The two major problems I encountered eventually turned out to be due to the use of an unbranded SD card and the USB to serial cable. Once I had exchanged the SD card for the SanDisk one described above, one of the problems was solved. The second problem was that the USB to serial cable exhibited the funny behaviour of not being recognised by LINUX, which was quite strange since it was based on FTDI's FT232RL chip. A chipset that has been used many a time on this website to debug our FPGA designs.
LINUX recognising the USB to serial programming cable should have been bread and butter. Eventually, it occurred to me that the problem may have arisen because I had updated the OpenSUSE kernel on my LINUX desktop between the failed attempts without firstly rebooting the system. I'd love to think that I won't make that mistake again, but knowing me in a few months time I will probably blog about making the same mistake LOL!
When I finally got my act together and felt confident that the installation had succeeded I logged onto my router to look for any unrecognisable entry that I could associate with the Parallella kit. However, as it happens identifying the Parallella kit is quite easy as the computer name appears as linaro-nano and the network address, in this instance was, 192.168.0.18.
The next thing I did was to fire-up an instance of Cygwin and use ssh to login to the Parallella kit, as can be seen in the image below. When one has reached this point most knowledgeable websites suggest that the login name and password should be changed from linaro:linaro to avoid any unwanted visitors. I duly obliged.
The next thing I did was hunt around for some examples just to convince myself that finally the kit was truly up and running. Eventually, after reading through some of the documentation I came across the matrix multiplication demo for the 16-core version of the Epiphany processor. It was located in the folder /opt/adapteva/esdk/examples/matmul. The output from running this example can be seen in the Figure below. Here it can be seen that for this particular example the 16-core version of the Epiphany processor performs the calculation in about a 10th of the time it takes the dual core Arm A9 processors.

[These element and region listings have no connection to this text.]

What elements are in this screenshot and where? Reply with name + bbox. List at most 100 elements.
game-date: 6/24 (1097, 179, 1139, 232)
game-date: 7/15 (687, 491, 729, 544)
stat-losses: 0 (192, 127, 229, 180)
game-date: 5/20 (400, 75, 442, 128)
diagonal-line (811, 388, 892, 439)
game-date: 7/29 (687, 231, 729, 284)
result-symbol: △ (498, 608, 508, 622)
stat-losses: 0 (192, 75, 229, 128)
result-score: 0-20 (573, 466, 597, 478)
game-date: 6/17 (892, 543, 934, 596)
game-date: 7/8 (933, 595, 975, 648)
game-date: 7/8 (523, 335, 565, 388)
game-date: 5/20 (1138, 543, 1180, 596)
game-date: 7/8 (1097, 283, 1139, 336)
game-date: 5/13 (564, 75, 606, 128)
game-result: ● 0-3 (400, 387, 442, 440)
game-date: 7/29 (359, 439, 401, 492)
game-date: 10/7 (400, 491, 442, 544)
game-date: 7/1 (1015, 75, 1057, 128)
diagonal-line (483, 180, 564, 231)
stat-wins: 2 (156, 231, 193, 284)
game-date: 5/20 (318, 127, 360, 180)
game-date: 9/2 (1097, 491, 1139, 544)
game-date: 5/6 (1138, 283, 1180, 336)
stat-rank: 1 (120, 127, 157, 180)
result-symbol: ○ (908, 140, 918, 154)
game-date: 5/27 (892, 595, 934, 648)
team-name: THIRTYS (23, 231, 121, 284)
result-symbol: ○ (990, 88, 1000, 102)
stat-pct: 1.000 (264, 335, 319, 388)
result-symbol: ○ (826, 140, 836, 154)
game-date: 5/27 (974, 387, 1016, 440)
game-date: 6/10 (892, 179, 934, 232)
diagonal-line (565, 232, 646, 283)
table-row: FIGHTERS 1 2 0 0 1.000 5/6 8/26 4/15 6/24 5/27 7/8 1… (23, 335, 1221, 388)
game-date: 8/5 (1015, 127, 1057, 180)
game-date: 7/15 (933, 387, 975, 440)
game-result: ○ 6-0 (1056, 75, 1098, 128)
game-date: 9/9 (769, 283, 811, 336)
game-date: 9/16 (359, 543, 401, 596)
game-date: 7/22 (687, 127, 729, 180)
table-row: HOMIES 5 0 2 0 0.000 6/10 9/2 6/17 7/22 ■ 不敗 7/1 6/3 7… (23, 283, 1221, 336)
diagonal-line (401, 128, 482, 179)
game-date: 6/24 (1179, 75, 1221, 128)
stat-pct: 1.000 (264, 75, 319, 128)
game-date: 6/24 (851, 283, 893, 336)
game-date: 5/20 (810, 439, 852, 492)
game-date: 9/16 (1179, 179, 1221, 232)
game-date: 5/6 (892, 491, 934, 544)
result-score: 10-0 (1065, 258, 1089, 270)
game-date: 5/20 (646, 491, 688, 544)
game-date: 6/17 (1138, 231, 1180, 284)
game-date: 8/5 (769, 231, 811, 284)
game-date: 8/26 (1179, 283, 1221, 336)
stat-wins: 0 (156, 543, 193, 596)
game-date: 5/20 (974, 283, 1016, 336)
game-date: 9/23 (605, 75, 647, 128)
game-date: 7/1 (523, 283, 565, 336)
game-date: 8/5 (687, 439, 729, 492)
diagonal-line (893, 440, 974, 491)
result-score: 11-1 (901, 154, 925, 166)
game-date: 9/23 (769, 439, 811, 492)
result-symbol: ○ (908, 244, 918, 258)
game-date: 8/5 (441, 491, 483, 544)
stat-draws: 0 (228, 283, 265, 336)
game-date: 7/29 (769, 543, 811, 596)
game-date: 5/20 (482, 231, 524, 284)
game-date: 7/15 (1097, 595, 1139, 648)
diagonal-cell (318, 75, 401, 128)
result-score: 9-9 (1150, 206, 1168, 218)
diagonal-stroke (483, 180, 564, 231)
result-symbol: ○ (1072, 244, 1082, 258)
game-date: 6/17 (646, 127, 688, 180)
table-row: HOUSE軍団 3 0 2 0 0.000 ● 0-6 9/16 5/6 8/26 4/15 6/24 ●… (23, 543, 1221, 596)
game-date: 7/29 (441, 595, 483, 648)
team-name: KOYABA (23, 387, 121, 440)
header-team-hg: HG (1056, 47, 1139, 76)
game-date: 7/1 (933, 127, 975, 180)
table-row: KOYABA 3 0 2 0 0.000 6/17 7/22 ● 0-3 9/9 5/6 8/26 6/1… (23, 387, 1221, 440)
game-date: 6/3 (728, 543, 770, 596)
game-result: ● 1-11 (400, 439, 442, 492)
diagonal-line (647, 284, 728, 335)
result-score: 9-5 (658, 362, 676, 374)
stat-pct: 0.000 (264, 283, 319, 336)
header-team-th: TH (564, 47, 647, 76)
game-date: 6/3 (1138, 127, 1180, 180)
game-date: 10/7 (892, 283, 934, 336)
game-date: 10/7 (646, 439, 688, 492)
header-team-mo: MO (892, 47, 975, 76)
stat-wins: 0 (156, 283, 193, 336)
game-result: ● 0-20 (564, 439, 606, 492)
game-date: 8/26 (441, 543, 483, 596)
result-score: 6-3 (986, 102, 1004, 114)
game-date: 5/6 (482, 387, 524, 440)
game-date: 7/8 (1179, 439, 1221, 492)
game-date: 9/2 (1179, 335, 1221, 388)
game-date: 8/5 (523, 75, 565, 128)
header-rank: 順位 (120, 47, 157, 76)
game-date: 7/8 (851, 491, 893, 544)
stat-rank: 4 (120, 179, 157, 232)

Getting the Parallella kit up and running has been a long winded affair, which, although not tedious, requires a lot of patience. I was left with the opinion that although the forum is extremely helpful one needs to be careful not to readily associate a problem discussed on the forum with the current version of the kit. This is because some discussions refer to earlier versions. Now that its all working I should be able to attempt to program an OpenCL demo or two, which you should be able to read about here sometime soon.